Here is the complete top 10 list from MASNsports.com’s Dan Kolko.
We will countdown from No. 10 to No. 1 and spotlight each of the Nats’ top prospects, according to Baseball America.
Walters played for Single-A Potomac, Double-A Harrisburg and Triple-A Syracuse last season, hitting .266 with 121 hits, 12 homers and 49 RBIs. He showed considerable power ability while hitting .293 with six homers for the Senators. In the last 10 games with Leones de Ponce, Walters is hitting .270 with 10 hits and three RBIs. Ironically, his average with Ponce is the same as his overall season average, currently at .266 through 30 games.
Aaron Fitt, national writer for Baseball America, said the Nationals have sent off some of their top prospects in trades, with Alex Meyer, A.J. Cole, Tommy Milone, Derek Norris, Michael Burgess, Brad Peacock and others departing. That has altered the strength of the minor leagues, but played a major role in why the Nationals won their first division title in 2012.

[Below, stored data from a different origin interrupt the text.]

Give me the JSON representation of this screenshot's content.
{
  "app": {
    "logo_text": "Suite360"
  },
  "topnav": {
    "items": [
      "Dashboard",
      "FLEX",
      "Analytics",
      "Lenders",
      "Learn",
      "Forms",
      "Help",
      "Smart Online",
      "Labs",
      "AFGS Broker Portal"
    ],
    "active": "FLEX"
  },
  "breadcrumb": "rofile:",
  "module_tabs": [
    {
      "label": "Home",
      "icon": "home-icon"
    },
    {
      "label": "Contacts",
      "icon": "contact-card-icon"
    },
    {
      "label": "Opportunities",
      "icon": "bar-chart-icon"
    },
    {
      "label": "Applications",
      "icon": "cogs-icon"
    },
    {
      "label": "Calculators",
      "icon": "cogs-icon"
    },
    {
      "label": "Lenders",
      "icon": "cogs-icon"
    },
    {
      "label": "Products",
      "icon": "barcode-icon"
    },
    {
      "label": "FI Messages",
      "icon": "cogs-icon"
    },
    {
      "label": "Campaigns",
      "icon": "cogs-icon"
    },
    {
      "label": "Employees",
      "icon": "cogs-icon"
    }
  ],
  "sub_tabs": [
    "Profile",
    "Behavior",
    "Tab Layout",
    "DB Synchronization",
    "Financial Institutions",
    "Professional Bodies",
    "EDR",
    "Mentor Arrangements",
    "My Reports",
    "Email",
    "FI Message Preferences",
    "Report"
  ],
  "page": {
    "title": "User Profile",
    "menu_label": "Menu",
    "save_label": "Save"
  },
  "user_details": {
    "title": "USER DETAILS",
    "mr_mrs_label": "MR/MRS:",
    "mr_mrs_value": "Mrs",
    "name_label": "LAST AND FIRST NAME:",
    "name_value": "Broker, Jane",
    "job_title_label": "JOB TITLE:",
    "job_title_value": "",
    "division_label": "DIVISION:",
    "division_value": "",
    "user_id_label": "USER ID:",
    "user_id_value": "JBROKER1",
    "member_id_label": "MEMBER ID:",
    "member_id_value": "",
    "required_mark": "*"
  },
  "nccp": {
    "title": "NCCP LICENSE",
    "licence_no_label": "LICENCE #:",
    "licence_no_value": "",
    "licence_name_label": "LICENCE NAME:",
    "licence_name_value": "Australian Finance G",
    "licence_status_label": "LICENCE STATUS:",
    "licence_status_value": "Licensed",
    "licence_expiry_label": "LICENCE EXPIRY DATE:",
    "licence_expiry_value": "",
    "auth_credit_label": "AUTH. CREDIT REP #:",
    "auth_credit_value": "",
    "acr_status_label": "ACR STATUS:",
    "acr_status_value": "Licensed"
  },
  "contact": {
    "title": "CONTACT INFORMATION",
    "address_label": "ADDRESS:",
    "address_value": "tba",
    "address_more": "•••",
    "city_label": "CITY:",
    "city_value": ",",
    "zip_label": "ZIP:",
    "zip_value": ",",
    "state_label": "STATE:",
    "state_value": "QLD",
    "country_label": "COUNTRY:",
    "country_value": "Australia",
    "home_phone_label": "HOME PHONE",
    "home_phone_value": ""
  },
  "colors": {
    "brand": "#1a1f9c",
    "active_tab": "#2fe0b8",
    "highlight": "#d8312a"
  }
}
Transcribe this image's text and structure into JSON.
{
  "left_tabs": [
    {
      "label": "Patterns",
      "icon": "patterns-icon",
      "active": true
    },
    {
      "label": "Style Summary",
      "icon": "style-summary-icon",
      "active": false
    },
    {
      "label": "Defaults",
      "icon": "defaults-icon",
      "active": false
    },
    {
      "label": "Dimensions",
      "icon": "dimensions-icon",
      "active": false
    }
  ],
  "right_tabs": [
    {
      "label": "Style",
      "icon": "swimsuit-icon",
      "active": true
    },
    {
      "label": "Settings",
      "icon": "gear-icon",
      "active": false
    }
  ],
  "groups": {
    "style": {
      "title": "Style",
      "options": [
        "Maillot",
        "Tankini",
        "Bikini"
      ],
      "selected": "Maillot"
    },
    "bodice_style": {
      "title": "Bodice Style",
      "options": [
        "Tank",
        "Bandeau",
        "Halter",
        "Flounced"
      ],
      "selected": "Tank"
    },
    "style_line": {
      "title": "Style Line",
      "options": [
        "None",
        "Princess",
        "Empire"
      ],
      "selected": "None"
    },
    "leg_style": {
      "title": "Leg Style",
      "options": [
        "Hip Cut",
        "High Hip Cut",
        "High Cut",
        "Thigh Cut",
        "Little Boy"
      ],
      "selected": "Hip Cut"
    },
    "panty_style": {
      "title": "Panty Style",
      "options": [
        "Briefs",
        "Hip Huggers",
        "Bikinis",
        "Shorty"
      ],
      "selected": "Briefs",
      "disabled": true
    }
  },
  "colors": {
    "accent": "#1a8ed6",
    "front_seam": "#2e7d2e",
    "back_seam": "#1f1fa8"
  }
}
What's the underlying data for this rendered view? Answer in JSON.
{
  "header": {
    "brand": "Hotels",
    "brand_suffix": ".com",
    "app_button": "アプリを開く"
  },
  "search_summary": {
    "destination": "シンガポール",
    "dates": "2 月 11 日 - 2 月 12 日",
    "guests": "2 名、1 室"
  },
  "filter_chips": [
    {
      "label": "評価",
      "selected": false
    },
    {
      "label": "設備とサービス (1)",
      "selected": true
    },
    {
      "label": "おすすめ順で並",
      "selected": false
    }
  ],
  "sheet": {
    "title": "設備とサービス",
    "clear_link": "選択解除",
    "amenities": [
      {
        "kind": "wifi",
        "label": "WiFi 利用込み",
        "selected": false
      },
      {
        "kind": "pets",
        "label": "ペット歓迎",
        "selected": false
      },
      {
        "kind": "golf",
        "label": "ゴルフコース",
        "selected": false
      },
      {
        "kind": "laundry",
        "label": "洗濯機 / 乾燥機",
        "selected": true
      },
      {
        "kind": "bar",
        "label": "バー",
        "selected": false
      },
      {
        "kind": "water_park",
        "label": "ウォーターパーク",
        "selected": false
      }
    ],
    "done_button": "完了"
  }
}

“As everyone knows, the whole point of having a good farm system is to win at the big league level, and that is what the Nationals have done,” Fitt said. “They have turned their really strong system into some trade chips and so their system is considerably thinner than it used to be.”
So if just a handful of those prospects were still with the Nationals, Walters would not have made the Top 10. But that doesn’t mean that the 23-year-old doesn’t have the tools to become a big leaguer. Fitt said Walters does have the potential to be a consistent hitter at the next level.
“He is interesting,” Fitt said. “I kind of like him. I always thought he had a natural ability to hit ever since his time at the University of San Diego. He has a great stroke and a good athlete. He is versatile. You can put him all over the diamond. I expect his future role will be a utility guy who can play six different positions, maybe.”
His power numbers have gone up each season since 2010, from four homers to nine to 12.
“There is some pop in there,” Fitt said. “He is not going to be an impact power hitter, but he can give you in regular playing time, 15 to 20 homers a season.
“He can hit for average. He has the arm strength at shortstop. I don’t know that he has the range to be an everyday shortstop, but he is a good player that does a lot of little things good for you.”